Before we go on, let’s just clarify what we mean by creating content.
What I’m not talking about here is marketing copy such as sales pages, launch posts or any other copy designed specifically to get your audience to buy. Instead, what I’m referring to is content that serves your audience, in much the same way that your products or services might, albeit, of course not as profoundly. Content that helps them, educates them, inspires and uplifts them. Content that freely shares your best ideas and advice on the very transformation you help your clients to achieve.
What trips most people up when it comes to content creation is the mistaken belief that their content has to entice people to buy, which of course then feels icky and gross. When we let go of that idea, we’re free to simply show up and share what we know and when we do that, not only does our audience benefit but we also enjoy creating content a whole lot more.
So why is creating content so important if it’s not focused on making a sale?
Good question! Consistently creating and sharing free content supports you and your business in a number of fundamental ways.
1. It demonstrates your expertise. What better way to show people how knowledgeable you are about your skill or service, than to create content that illustrates it?
2. It helps you more deeply connect to your audience. When you show up regularly in people’s lives, be that in their inbox or their newsfeed, people not only get to know you better, but they also begin to trust and rely on you and the information you share.
3. It allows you to serve your audience before they’ve even spent a penny with you. Being generous with your content and giving your best ideas away for free cultivates reciprocal generosity, meaning people are more likely to invest in what you’re selling (if the content resonates) and/or refer you to other people.
4. It allows you to find your voice and express your point of view. Having a strong point of view is crucial to helping you stand out to your right-fit people. Creating content consistently allows us to explore what we believe and share that with the world.
5. Consistent content creation allows us to get to know our audience better. By paying attention to which pieces of content get the most likes, shares or comments, we begin to better understand what our audience is interested in and therefore what it needs from us.
6. It helps to grow your audience. As your content improves, which of course it will the more you practice and the more you heed the feedback you get, the more likely it is that people will share that content and the more eyes will, therefore, be on you and your business.

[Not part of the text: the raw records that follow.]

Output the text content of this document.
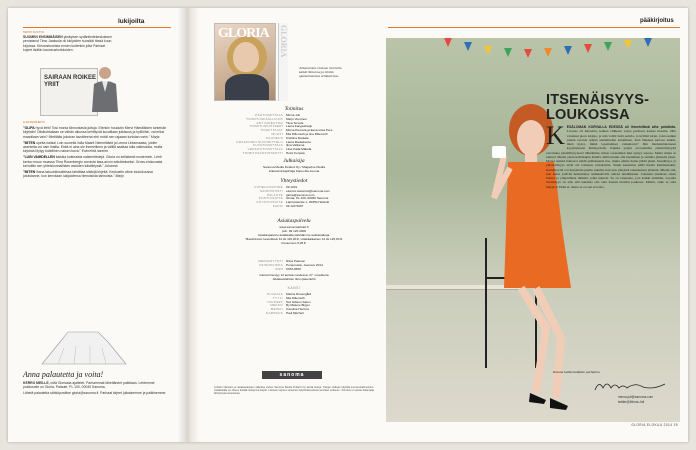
lukijoilta
TEKSTI KUVITUS
SUOMEN ENSIMMÄISEN yksityisen sydäntiedekeskuksen perustanut Timo Jaaksola oli lukijoiden suosikki tässä kuun kirjoissa. Kiinnostuneista ennen kuitenkin jotta Parhaat kojeet lisätiin kauneushoitoloiden.
SAIRAAN ROIKEE YRIIT
LUKIJAKIRJEITÄ
"OLIPA hyvä lehti! Tosi monia kiinnostavia juttuja. Etenkin houdutin Mervi Hämäläisen tunteisiin kirjeisiin! Olisikohtakaan se vähän aikunsa kehittyvät kuvaillaan julkisuus ja hylliöihin, vai miksi maanilaan vain? Mietitääs jokohan tavoitteena ehti mobil sen rajaaan tunistan varin." Marja
"MITEN upeita naisia! Luin suurella ilolla Maarit Niemeläistä ja Leena Lintamaasta, joiden asenteita voi vain ihailla. Ehkä ei aina ole ihmeellinen ja välillä saattaa tulla vaikeuksia, mutta kirjoista löytyy todellinen naisen kuva." Eximehtä narinen
"LUIN VAIHDELLEN kaikkia kotimaisia naistentiedejä. Gloria on sellaisesti modernein. Lehti kertoo muun muassa Tiina Rosenbergin arvoista tasa-arvon edistämiseksi. Gross-elokuvasta kerrottiin sen yhteiskunnallisten asioiden käsittelystä." Johanna
"MITEN ihana tatuointimalleissa tahdittaa siistejä kirjeitä. Keskustin viime toukokuussa jutuistanne, kun kerrotaan lukijoidensa hienoisista tarinoista." Marjo
Anna palautetta ja voita!
KERRO MEILLE, mitä Gloriasta ajattelet. Parhaimmat lähettäneet palkitaan. Lehtemme postiosoite on Gloria, Palaute, PL 100, 00040 Sanoma.
Lähetä palautetta sähköpostitse gloria@sanoma.fi. Parhaat kirjeet julkaisemme ja palkitsemme.
GLORIA GLORIA
Julkaisemme elokuun Glorialla kaikki Taiteessa ja lehtien ajankohtaisissa artikkeleissa.
Toimitus
PÄÄTOIMITTAJA Minna Juti
TOIMITUSPÄÄLLIKKÖ Marjo Vuorinen
ART DIRECTOR Tiina Tervola
TOIMITUSSIHTEERI Laura Kangasharju
TOIMITTAJAT Minna Klemola ja Eeva-Liisa Pere
MUOTI Mia Dillemuth ja Iina Dillemuth
KAUNEUS Kristiina Rantala
GRAAFINEN SUUNNITTELU Laura Rautakoura
KUVATOIMITTAJA Iiina Valkama
VERKKOTOIMITTAJA Liisa Kaila-Mäkelä
TOIMITUSASSISTENTTI Heini Korpela
Julkaisija
Sanoma Media Finland Oy / Magazine Media
Liiketoimintajohtaja Kaisu Ala-Luoma
Yhteystiedot
PUHELINVAIHDE 09 1201
SÄHKÖPOSTI etunimi.sukunimi@sanoma.com
PALAUTE gloria@sanoma.com
POSTIOSOITE Gloria, PL 100, 00040 Sanoma
KÄYNTIOSOITE Lapinmäentie 1, 00350 Helsinki
FAKSI 09 120 5307
Asiakaspalvelu
www.sanomalehdet.fi
puh. 09 120 4900
Asiakaspalvelu asiakkailla päivitämme aukioloaikoja.
Tilaushinnat: kestotilaus 12 kk 119,90 €, määräaikainen 12 kk 125,90 €.
Irtonumero 9,95 €.
MEDIAMYYNTI Niina Palonen
PAINOPAIKKA Punamusta, Joensuu 2014
ISSN 0783-9650
Gloria ilmestyy 12 kertaa vuodessa, 27. vuosikerta
Aikakauslehtien liiton jäsenlehti
KANSI
KUVAAJA Marica Rosengård
TYYLI Mia Dillemuth
HIUKSET Ted Gibson Salon
MEKKO By Malene Birger
MEIKKI Carolina Herrera
KAMPAUS Paul Mitchell
sanoma
Lehden tilausten ja asiakastietojen ylläpitoa varten Sanoma Media Finland Oy kerää tietoja. Tietoja voidaan käyttää suoramarkkinointiin. Asiakkaalla on oikeus kieltää tietojensa käyttö. Lehteen tarjotun aineiston käyttöoikeudesta sovitaan erikseen. Toimitus ei vastaa tilaamatta lähetetystä aineistosta.
pääkirjoitus
ITSENÄISYYS-LOUKOSSA
K ESÄLOMAN KORVALLA EDESSÄ oli ihmeteltävä aihe pohdinta. Lavassa oli kiireetön, kaiken vilkkeen vapaa puolison kanssa maailla. Olin varannut piece kirjoja, ja niin valitti lisää pahvia- ja kylmiä kirjat, joista kaikki jonkin tavaran tyhjän suunnittelun antaminen. Kun läheisen kertaaa lenkin, minä kysyi, mitkä lopettamiset vaikuttavat? Jäin mielenkiintoiseen kysymykseen ihmisyydelle. Kuinka paljon arvostamme yhteisöllisyyttä verrattuna yksilöllisyyteen? Mietimme, miten sosiaalinen tuki syntyy arjessa. Mutta miten se tuntuu? Mietin yksin kahvikupin äärellä, miltä tuntuu olla itsenäinen ja samalla yhteisön jäsen. Monet meistä haluavat tehdä päätöksensä itse, mutta emme halua jäädä yksin. Itsenäisyys ja yhteisöllisyys eivät ole toistensa vastakohtia. Sinun kannattaa pitää huolta kummastakin. Itsenäisyyttä voi harjoitella pienin askelin, kun taas yhteisöä rakennetaan yhdessä. Mietin sitä, kun kaksi ystävää keskustelee aamukahvilla omista unelmistaan. Jokainen ansaitsee oman tilansa ja ympärilleen ihmisiä, jotka tukevat. Se on tasapaino, jota kaikki etsimme. Lopulta itsenäisyys on sitä, että uskaltaa olla oma itsensä muiden joukossa. Mietin, onko se aina helppoa? Ehkä ei, mutta se on sen arvoista.
Kotona kaikki kaikkien parhaiten.
minna.juti@sanoma.com
twitter@Minna.Juti
GLORIA ELOKUU 2014 39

It’s for all of the above reasons, that content creation has been at the heart of my business growth strategy for years now and because of this ongoing commitment and consistency, my content is now sending me paying clients on the regular. Two clients recently told me that they found me via my content on Medium and many of my current 1:1 clients found me via Google because my blog posts came up in their searches.
This wasn’t the case even a year ago but over the past year, having been pretty consistent with my content since early 2019, people are now finding my content online and hiring me as a result.
So what does consistency look like? I always think about these words from my business mentor, George Kao:
“How often should you create? Once a week is a good rhythm, but what’s interesting is that it’s easier to do it everyday. When you have a weekly habit, it can be hard to build momentum. When it’s a daily habit, there’s no question that you have to do it each day, and it becomes a rhythm.”
I certainly don’t write every day these days, but back when I was struggling to get into a rhythm of weekly writing, I took George’s words to heart and whilst initially thinking that there was no way could I create a blog post every day, I subsequently remembered a 30-day challenge I set for myself back in 2012, where I did exactly that for my old personal growth blog.
This in turn led me to running a 30-day content challenge in 2019 in which I wrote 30 blog posts in 30 days. This is where my journey of consistent content creation began. Since then, I’ve written many more pieces and regular content creation has become an ingrained part of my weekly business schedule and I truly wish the same for you.